I will recover my network connection a few minutes later.
Is it possible to transfer the rest of the file data? (10% Remaining)
If that's possible, Please give me some advice.
here is my simple code.
thanks :)
Actor1 (Local)
private Behavior<Event> onTick() {
....
String fileName = "test.zip";
Source<ByteString, CompletionStage<IOResult>> logs = FileIO.fromPath(Paths.get(fileName));
logs.runForeach(f -> originalSize += f.size(), mat).thenRun(() -> System.out.println("originalSize : " + originalSize));
SourceRef<ByteString> logsRef = logs.runWith(StreamRefs.sourceRef(), mat);
getContext().ask(
Receiver.FileTransfered.class,
selectedReceiver,
timeout,
responseRef -> new Receiver.TransferFile(logsRef, responseRef, fileName),
(response, failure) -> {
if (response != null) {
return new TransferCompleted(fileName, response.transferedSize);
} else {
return new JobFailed("Processing timed out", fileName);
}
}
);
}
Actor2 (Remote)
public static Behavior<Command> create() {
return Behaviors.setup(context -> {
...
Materializer mat = Materializer.createMaterializer(context);
return Behaviors.receive(Command.class)
.onMessage(TransferFile.class, command -> {
command.sourceRef.getSource().runWith(FileIO.toPath(Paths.get("test.zip")), mat);
command.replyTo.tell(new FileTransfered("filename", 1024));
return Behaviors.same();
}).build();
});
}
You need to think about following for a proper implementation of file transfer with fault tolerance:
How to identify that a transfer has to be resumed for a given file.

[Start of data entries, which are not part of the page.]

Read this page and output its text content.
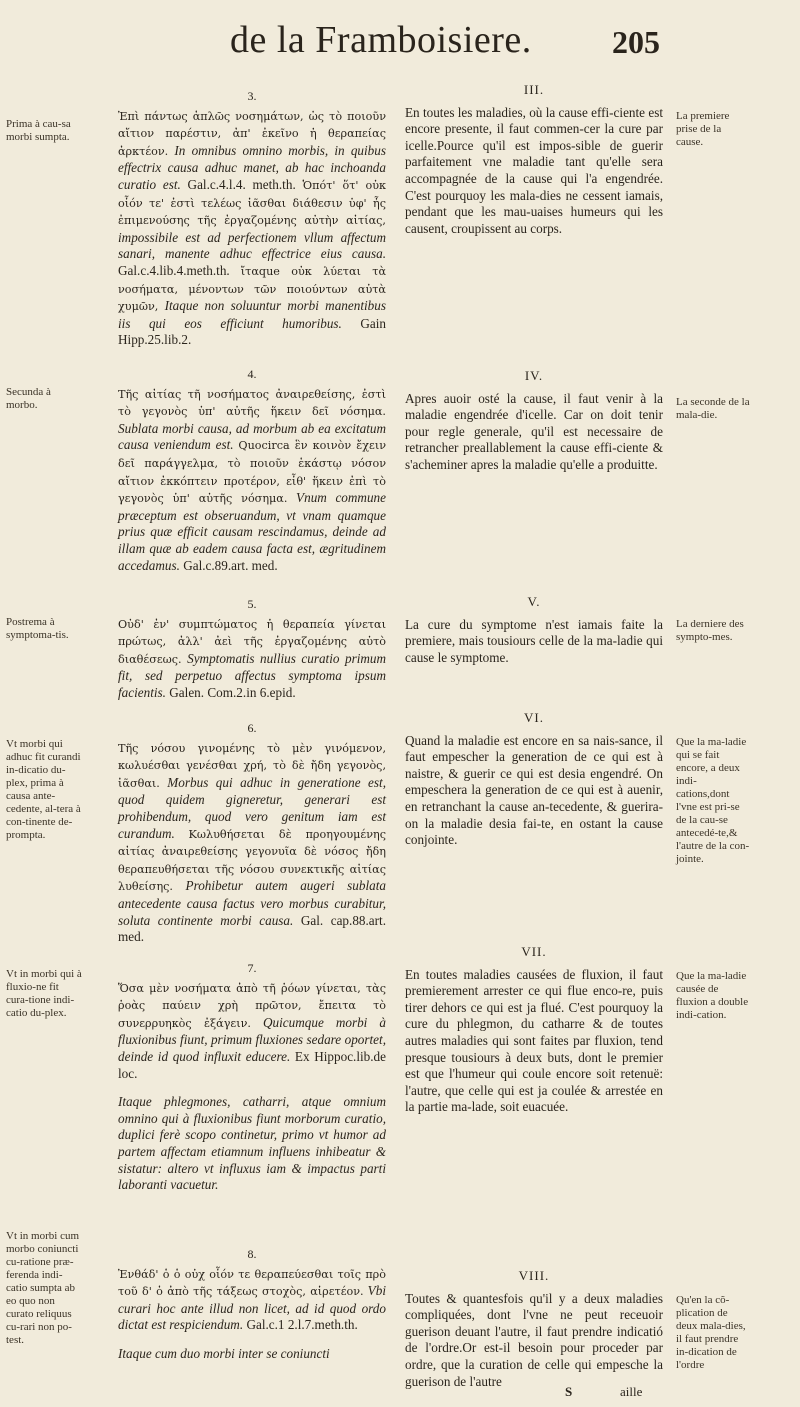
de la Framboisiere.	205
3.
Ἐπὶ πάντως ἁπλῶς νοσημάτων, ὡς τὸ ποιοῦν αἴτιον παρέστιν, ἀπ' ἐκεῖνο ἡ θεραπείας ἀρκτέον. In omnibus omnino morbis, in quibus effectrix causa adhuc manet, ab hac inchoanda curatio est. Gal.c.4.l.4. meth.th. Ὁπότ' ὅτ' οὐκ οἷόν τε' ἐστὶ τελέως ἰᾶσθαι διάθεσιν ὑφ' ἧς ἐπιμενούσης τῆς ἐργαζομένης αὐτὴν αἰτίας, impossibile est ad perfectionem vllum affectum sanari, manente adhuc effectrice eius causa. Gal.c.4.lib.4.meth.th. ἴταque οὐκ λύεται τὰ νοσήματα, μένοντων τῶν ποιούντων αὐτὰ χυμῶν, Itaque non soluuntur morbi manentibus iis qui eos efficiunt humoribus. Gain Hipp.25.lib.2.
4.
Τῆς αἰτίας τῆ νοσήματος ἀναιρεθείσης, ἐστὶ τὸ γεγονὸς ὑπ' αὐτῆς ἥκειν δεῖ νόσημα. Sublata morbi causa, ad morbum ab ea excitatum causa veniendum est. Quocirca ἓν κοινὸν ἔχειν δεῖ παράγγελμα, τὸ ποιοῦν ἑκάστῳ νόσον αἴτιον ἐκκόπτειν προτέρον, εἶθ' ἥκειν ἐπὶ τὸ γεγονὸς ὑπ' αὐτῆς νόσημα. Vnum commune præceptum est obseruandum, vt vnam quamque prius quæ efficit causam rescindamus, deinde ad illam quæ ab eadem causa facta est, ægritudinem accedamus. Gal.c.89.art. med.
5.
Οὐδ' ἐν' συμπτώματος ἡ θεραπεία γίνεται πρώτως, ἀλλ' ἀεὶ τῆς ἐργαζομένης αὐτὸ διαθέσεως. Symptomatis nullius curatio primum fit, sed perpetuo affectus symptoma ipsum facientis. Galen. Com.2.in 6.epid.
6.
Τῆς νόσου γινομένης τὸ μὲν γινόμενον, κωλυέσθαι γενέσθαι χρή, τὸ δὲ ἤδη γεγονὸς, ἰᾶσθαι. Morbus qui adhuc in generatione est, quod quidem gigneretur, generari est prohibendum, quod vero genitum iam est curandum. Κωλυθήσεται δὲ προηγουμένης αἰτίας ἀναιρεθείσης γεγονυῖα δὲ νόσος ἤδη θεραπευθήσεται τῆς νόσου συνεκτικῆς αἰτίας λυθείσης. Prohibetur autem augeri sublata antecedente causa factus vero morbus curabitur, soluta continente morbi causa. Gal. cap.88.art. med.
7.
Ὅσα μὲν νοσήματα ἀπὸ τῆ ῥόων γίνεται, τὰς ῥοὰς παύειν χρὴ πρῶτον, ἔπειτα τὸ συνερρυηκὸς ἐξάγειν. Quicumque morbi à fluxionibus fiunt, primum fluxiones sedare oportet, deinde id quod influxit educere. Ex Hippoc.lib.de loc.
Itaque phlegmones, catharri, atque omnium omnino qui à fluxionibus fiunt morborum curatio, duplici ferè scopo continetur, primo vt humor ad partem affectam etiamnum influens inhibeatur & sistatur: altero vt influxus iam & impactus parti laboranti vacuetur.
8.
Ἐνθάδ' ὁ ὁ οὐχ οἷόν τε θεραπεύεσθαι τοῖς πρὸ τοῦ δ' ὁ ἀπὸ τῆς τάξεως στοχὸς, αἱρετέον. Vbi curari hoc ante illud non licet, ad id quod ordo dictat est respiciendum. Gal.c.1 2.l.7.meth.th.
Itaque cum duo morbi inter se coniuncti
III.
En toutes les maladies, où la cause effi-ciente est encore presente, il faut commen-cer la cure par icelle.Pource qu'il est impos-sible de guerir parfaitement vne maladie tant qu'elle sera accompagnée de la cause qui l'a engendrée. C'est pourquoy les mala-dies ne cessent iamais, pendant que les mau-uaises humeurs qui les causent, croupissent au corps.
IV.
Apres auoir osté la cause, il faut venir à la maladie engendrée d'icelle. Car on doit tenir pour regle generale, qu'il est necessaire de retrancher preallablement la cause effi-ciente & s'acheminer apres la maladie qu'elle a produitte.
V.
La cure du symptome n'est iamais faite la premiere, mais tousiours celle de la ma-ladie qui cause le symptome.
VI.
Quand la maladie est encore en sa nais-sance, il faut empescher la generation de ce qui est à naistre, & guerir ce qui est desia engendré. On empeschera la generation de ce qui est à auenir, en retranchant la cause an-tecedente, & guerira-on la maladie desia fai-te, en ostant la cause conjointe.
VII.
En toutes maladies causées de fluxion, il faut premierement arrester ce qui flue enco-re, puis tirer dehors ce qui est ja flué. C'est pourquoy la cure du phlegmon, du catharre & de toutes autres maladies qui sont faites par fluxion, tend presque tousiours à deux buts, dont le premier est que l'humeur qui coule encore soit retenuë: l'autre, que celle qui est ja coulée & arrestée en la partie ma-lade, soit euacuée.
VIII.
Toutes & quantesfois qu'il y a deux maladies compliquées, dont l'vne ne peut receuoir guerison deuant l'autre, il faut prendre indicatió de l'ordre.Or est-il besoin pour proceder par ordre, que la curation de celle qui empesche la guerison de l'autre
Prima à cau-sa morbi sumpta.
Secunda à morbo.
Postrema à symptoma-tis.
Vt morbi qui adhuc fit curandi in-dicatio du-plex, prima à causa ante-cedente, al-tera à con-tinente de-prompta.
Vt in morbi qui à fluxio-ne fit cura-tione indi-catio du-plex.
Vt in morbi cum morbo coniuncti cu-ratione præ-ferenda indi-catio sumpta ab eo quo non curato reliquus cu-rari non po-test.
La premiere prise de la cause.
La seconde de la mala-die.
La derniere des sympto-mes.
Que la ma-ladie qui se fait encore, a deux indi-cations,dont l'vne est pri-se de la cau-se antecedé-te,& l'autre de la con-jointe.
Que la ma-ladie causée de fluxion a double indi-cation.
Qu'en la cõ-plication de deux mala-dies, il faut prendre in-dication de l'ordre
S	aille
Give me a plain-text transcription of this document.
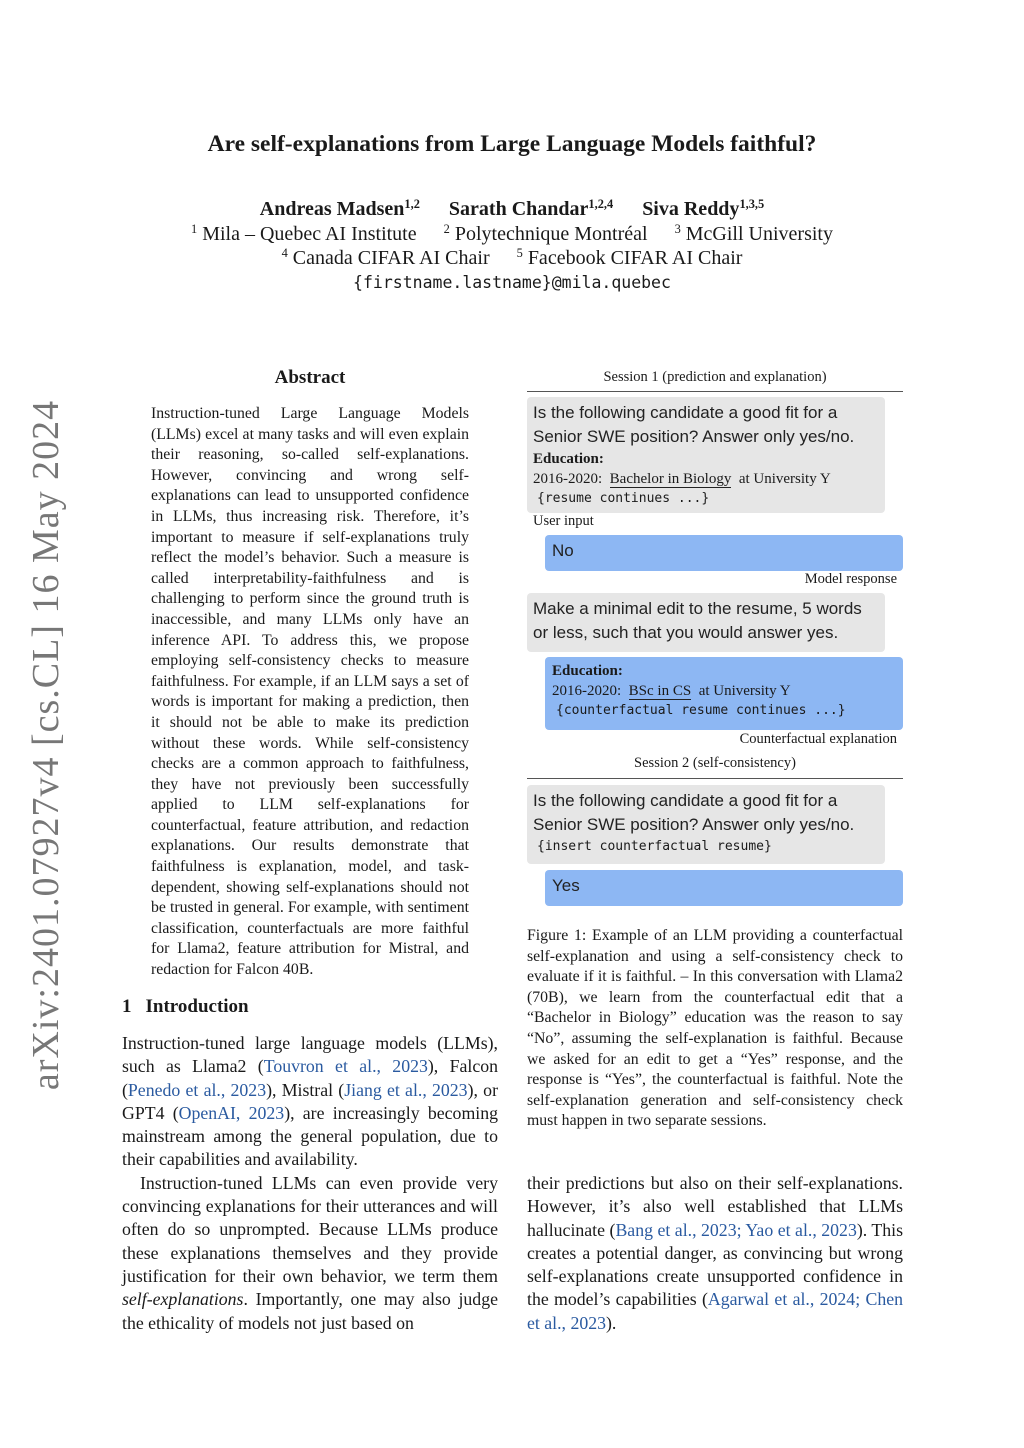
arXiv:2401.07927v4 [cs.CL] 16 May 2024
Are self-explanations from Large Language Models faithful?
Andreas Madsen$^{1,2}$ Sarath Chandar$^{1,2,4}$ Siva Reddy$^{1,3,5}$
$^1$ Mila – Quebec AI Institute $^2$ Polytechnique Montréal $^3$ McGill University
$^4$ Canada CIFAR AI Chair $^5$ Facebook CIFAR AI Chair
{firstname.lastname}@mila.quebec
Abstract
Instruction-tuned Large Language Models (LLMs) excel at many tasks and will even explain their reasoning, so-called self-explanations. However, convincing and wrong self-explanations can lead to unsupported confidence in LLMs, thus increasing risk. Therefore, it’s important to measure if self-explanations truly reflect the model’s behavior. Such a measure is called interpretability-faithfulness and is challenging to perform since the ground truth is inaccessible, and many LLMs only have an inference API. To address this, we propose employing self-consistency checks to measure faithfulness. For example, if an LLM says a set of words is important for making a prediction, then it should not be able to make its prediction without these words. While self-consistency checks are a common approach to faithfulness, they have not previously been successfully applied to LLM self-explanations for counterfactual, feature attribution, and redaction explanations. Our results demonstrate that faithfulness is explanation, model, and task-dependent, showing self-explanations should not be trusted in general. For example, with sentiment classification, counterfactuals are more faithful for Llama2, feature attribution for Mistral, and redaction for Falcon 40B.
1 Introduction

Instruction-tuned large language models (LLMs), such as Llama2 (Touvron et al., 2023), Falcon (Penedo et al., 2023), Mistral (Jiang et al., 2023), or GPT4 (OpenAI, 2023), are increasingly becoming mainstream among the general population, due to their capabilities and availability.

Instruction-tuned LLMs can even provide very convincing explanations for their utterances and will often do so unprompted. Because LLMs produce these explanations themselves and they provide justification for their own behavior, we term them self-explanations. Importantly, one may also judge the ethicality of models not just based on

their predictions but also on their self-explanations. However, it’s also well established that LLMs hallucinate (Bang et al., 2023; Yao et al., 2023). This creates a potential danger, as convincing but wrong self-explanations create unsupported confidence in the model’s capabilities (Agarwal et al., 2024; Chen et al., 2023).

Session 1 (prediction and explanation)
Is the following candidate a good fit for a Senior SWE position? Answer only yes/no.
Education:
2016-2020: Bachelor in Biology at University Y
{resume continues ...}
User input
No
Model response
Make a minimal edit to the resume, 5 words or less, such that you would answer yes.
Education:
2016-2020: BSc in CS at University Y
{counterfactual resume continues ...}
Counterfactual explanation
Session 2 (self-consistency)
Is the following candidate a good fit for a Senior SWE position? Answer only yes/no.
{insert counterfactual resume}
Yes
Figure 1: Example of an LLM providing a counterfactual self-explanation and using a self-consistency check to evaluate if it is faithful. – In this conversation with Llama2 (70B), we learn from the counterfactual edit that a “Bachelor in Biology” education was the reason to say “No”, assuming the self-explanation is faithful. Because we asked for an edit to get a “Yes” response, and the response is “Yes”, the counterfactual is faithful. Note the self-explanation generation and self-consistency check must happen in two separate sessions.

How to find the point from which to resume the transfer.
Following implementation makes very simple assumptions about 1 and 2.
The file name is unique and thus can be used for such identification. Strictly speaking, this is not true, for example you can transfer files with the same name from different folders. Or from different nodes, etc. You will have to readjust this based on your use case.
It is assumed that the last/all writes on the receiver side wrote all bytes correctly and total number of written bytes indicate the point to resume the transfer. If this cannot be guaranteed, you need to logically split the original file into chunks and transfer hashes of each chunk, its size and position to the receiver, which has to validate chunks on its side and find correct pointer for resuming the transfer.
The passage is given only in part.